25/12/2003

DIÁRIO DE BORDO: Parábola hiperbólica do Bem Mandado.

Preparava-me para resistir heroicamente ao Natal e ao seu cortejo de rendições ao consumo e a outros valores decadentes (reflexões xaroposas sobre «a vida», «intimismo», «confessionalismos fúteis»), devidamente fortalecido com o exemplo d’A Praia, quando tomo conhecimento por email de Ivan Nunes que faltava um aqui na sua frase parcialmente citada ali. Esse aqui reduziu a esplêndida resposta metafísica e radical d’A Praia, por mim imaginada, a uma trivial auto-ironia e a um confessado baquear às rabanadas, aos presentes e às xaropadas em geral.
Perdido o exemplo, deixei-me, também eu, sucumbir alarvemente. Espreitei para dentro dos embrulhos dos presentes, mergulhei nas rabanadas, atulhei-me de farófias e filhoses.
Como sempre acontece no final das libações, as minhas raízes judaico-cristãs trouxeram, com a digestão agitada, a culpa e o remorso. Envergonhado, escondi-me num sofá, peguei distraidamente num exemplar da Única (o 327º anexo do semanário do saco de plástico), fingi que estava a ler e afundei-me numa soneca, embalado pela ensurdecedora algaraviada dos impertinentes mais pequenos.
Quando acordei pousaram-me os olhos na página aberta - a nº 36. Um nome familiar irrompeu da floresta de letras desfocadas. Procurei os óculos caídos. Lá estava: LARGO DO LEÃO. Tratava-se dum artigo sobre o pediatra Gomes Pedro que, fiquei a saber, tinha andado na escola primária do Largo do Leão, precisamente a mesma onde, uns anos depois do pediatra, aprendi quase tudo o que interessa. Aprendi a fazer contas de cabeça, a ler e, um grande e, a escrever, com esforço, mordendo a língua e molhando o lápis, mas a escrever. Com um pequeno exagero, direi até, quero dizer escreverei, que o Impertinente nasceu para as letras no Largo do Leão e que as Impertinências encontram lá as suas raízes.

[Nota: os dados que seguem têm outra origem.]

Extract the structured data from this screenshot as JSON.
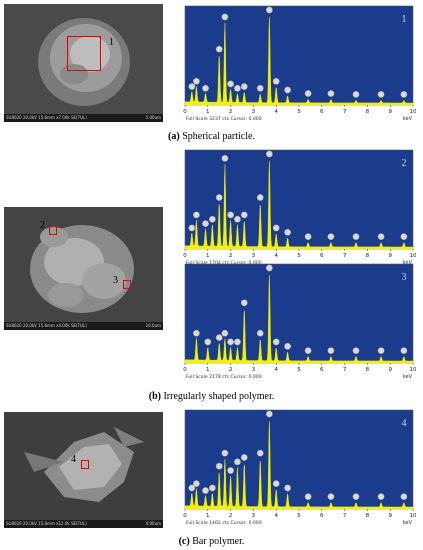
{
  "sem": [
    {
      "id": "sem-a",
      "footer": "SU8020 20.0kV 15.6mm x7.00k SE(TUL)",
      "scale": "5.00um",
      "markers": [
        "1"
      ]
    },
    {
      "id": "sem-b",
      "footer": "SU8020 20.0kV 15.6mm x4.00k SE(TUL)",
      "scale": "10.0um",
      "markers": [
        "2",
        "3"
      ]
    },
    {
      "id": "sem-c",
      "footer": "SU8020 20.0kV 15.6mm x12.0k SE(TUL)",
      "scale": "4.00um",
      "markers": [
        "4"
      ]
    }
  ],
  "captions": [
    {
      "label": "(a)",
      "text": " Spherical particle."
    },
    {
      "label": "(b)",
      "text": " Irregularly shaped polymer."
    },
    {
      "label": "(c)",
      "text": " Bar polymer."
    }
  ],
  "chart_data": [
    {
      "type": "line",
      "title": "1",
      "xlabel": "keV",
      "xlim": [
        0,
        10
      ],
      "footer": "Full Scale 3237 cts Cursor: 0.000",
      "x_ticks": [
        0,
        1,
        2,
        3,
        4,
        5,
        6,
        7,
        8,
        9,
        10
      ],
      "peaks": [
        [
          0.3,
          0.12
        ],
        [
          0.5,
          0.18
        ],
        [
          0.9,
          0.1
        ],
        [
          1.5,
          0.55
        ],
        [
          1.75,
          0.92
        ],
        [
          2.0,
          0.15
        ],
        [
          2.3,
          0.1
        ],
        [
          2.6,
          0.12
        ],
        [
          3.3,
          0.1
        ],
        [
          3.7,
          1.0
        ],
        [
          4.0,
          0.18
        ],
        [
          4.5,
          0.08
        ],
        [
          5.4,
          0.04
        ],
        [
          6.4,
          0.04
        ],
        [
          7.5,
          0.03
        ],
        [
          8.6,
          0.03
        ],
        [
          9.6,
          0.03
        ]
      ],
      "dots": [
        0.3,
        0.5,
        0.9,
        1.5,
        1.75,
        2.0,
        2.3,
        2.6,
        3.3,
        3.7,
        4.0,
        4.5,
        5.4,
        6.4,
        7.5,
        8.6,
        9.6
      ]
    },
    {
      "type": "line",
      "title": "2",
      "xlabel": "keV",
      "xlim": [
        0,
        10
      ],
      "footer": "Full Scale 1704 cts Cursor: 0.000",
      "x_ticks": [
        0,
        1,
        2,
        3,
        4,
        5,
        6,
        7,
        8,
        9,
        10
      ],
      "peaks": [
        [
          0.3,
          0.15
        ],
        [
          0.5,
          0.3
        ],
        [
          0.9,
          0.2
        ],
        [
          1.2,
          0.25
        ],
        [
          1.5,
          0.5
        ],
        [
          1.75,
          0.95
        ],
        [
          2.0,
          0.3
        ],
        [
          2.3,
          0.25
        ],
        [
          2.6,
          0.3
        ],
        [
          3.3,
          0.5
        ],
        [
          3.7,
          1.0
        ],
        [
          4.0,
          0.15
        ],
        [
          4.5,
          0.1
        ],
        [
          5.4,
          0.05
        ],
        [
          6.4,
          0.05
        ],
        [
          7.5,
          0.05
        ],
        [
          8.6,
          0.05
        ],
        [
          9.6,
          0.05
        ]
      ],
      "dots": [
        0.3,
        0.5,
        0.9,
        1.2,
        1.5,
        1.75,
        2.0,
        2.3,
        2.6,
        3.3,
        3.7,
        4.0,
        4.5,
        5.4,
        6.4,
        7.5,
        8.6,
        9.6
      ]
    },
    {
      "type": "line",
      "title": "3",
      "xlabel": "keV",
      "xlim": [
        0,
        10
      ],
      "footer": "Full Scale 2178 cts Cursor: 0.000",
      "x_ticks": [
        0,
        1,
        2,
        3,
        4,
        5,
        6,
        7,
        8,
        9,
        10
      ],
      "peaks": [
        [
          0.5,
          0.25
        ],
        [
          1.0,
          0.15
        ],
        [
          1.5,
          0.2
        ],
        [
          1.75,
          0.25
        ],
        [
          2.0,
          0.15
        ],
        [
          2.3,
          0.15
        ],
        [
          2.6,
          0.6
        ],
        [
          3.3,
          0.25
        ],
        [
          3.7,
          1.0
        ],
        [
          4.0,
          0.15
        ],
        [
          4.5,
          0.1
        ],
        [
          5.4,
          0.05
        ],
        [
          6.4,
          0.05
        ],
        [
          7.5,
          0.05
        ],
        [
          8.6,
          0.05
        ],
        [
          9.6,
          0.05
        ]
      ],
      "dots": [
        0.5,
        1.0,
        1.5,
        1.75,
        2.0,
        2.3,
        2.6,
        3.3,
        3.7,
        4.0,
        4.5,
        5.4,
        6.4,
        7.5,
        8.6,
        9.6
      ]
    },
    {
      "type": "line",
      "title": "4",
      "xlabel": "keV",
      "xlim": [
        0,
        10
      ],
      "footer": "Full Scale 1462 cts Cursor: 0.000",
      "x_ticks": [
        0,
        1,
        2,
        3,
        4,
        5,
        6,
        7,
        8,
        9,
        10
      ],
      "peaks": [
        [
          0.3,
          0.15
        ],
        [
          0.5,
          0.2
        ],
        [
          0.9,
          0.12
        ],
        [
          1.2,
          0.15
        ],
        [
          1.5,
          0.4
        ],
        [
          1.75,
          0.55
        ],
        [
          2.0,
          0.35
        ],
        [
          2.3,
          0.45
        ],
        [
          2.6,
          0.5
        ],
        [
          3.3,
          0.55
        ],
        [
          3.7,
          1.0
        ],
        [
          4.0,
          0.2
        ],
        [
          4.5,
          0.15
        ],
        [
          5.4,
          0.05
        ],
        [
          6.4,
          0.05
        ],
        [
          7.5,
          0.05
        ],
        [
          8.6,
          0.05
        ],
        [
          9.6,
          0.05
        ]
      ],
      "dots": [
        0.3,
        0.5,
        0.9,
        1.2,
        1.5,
        1.75,
        2.0,
        2.3,
        2.6,
        3.3,
        3.7,
        4.0,
        4.5,
        5.4,
        6.4,
        7.5,
        8.6,
        9.6
      ]
    }
  ]
}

Ainda mal refeito da soneca, flutuando no limbo da semiconsciência, passeei a preguiça do sofá para o escritório e lá fui dar a minha volta pela Bloguilha. Varei n’A Praia para confirmar o aqui. Lá estava. Não sou o único pecador, pensei aliviado. Deixei-me arrastar pelos ventos e atraquei no cais do Armazém de Artes e Letras do Abrupto. Procurei o presépio pendurado. Não estava. Em vez do presépio, uma natureza morta. Mergulhei por entre posts, que no dia 23 foram numerosos, até ser atraído pela BIBLIOFILIA 6 - uma referência, inevitavelmente erudita, ao ensaio de Eduardo Pitta A Fractura. A condição homossexual na literatura portuguesa contemporânea, onde, pelos vistos, a voz dos pederastas na literatura se apresenta como uma “ética da desobediência”.
Alguma sinapse freudiana no cérebro impertinente ligou a “ética da desobediência” ao Largo do Leão.
Foi também lá, no Largo do Leão, que me iniciei no sexo. Não na prática do mesmo, que a idade não permitia, mas na introdução à sua teoria infantil, por assim dizer.
Foi ainda lá, na Escola Primária nº não sei quantos, que, pela primeira de muitas centenas de vezes nos anos seguintes, ouvi um daqueles garotos “de pé descalço” como recordou o pediatra, mandar imperativamente uma das pequenas criaturas que povoavam a nossa aula da 2ª classe: “vai levar no cu”. Essa pequena criatura cresceu e, por uma improvável e inexplicável coincidência (feliz? Infeliz?), algures na adolescência, se não antes, começou obedientemente a cumprir o imperativo mandato. Tão bem o fez, que passou a ser conhecido por o “Bem Mandado”, em homenagem a esse episódio remoto.
Foi por isso que a alusão do Pitta, citada pelo Abrupto, à “ética da desobediência” a propósito dos pederastas, na literatura portuguesa ou em qualquer outro lugar, me pareceu, ainda mal refeito da soneca agitada pela digestão das rabanadas, completamente infundada.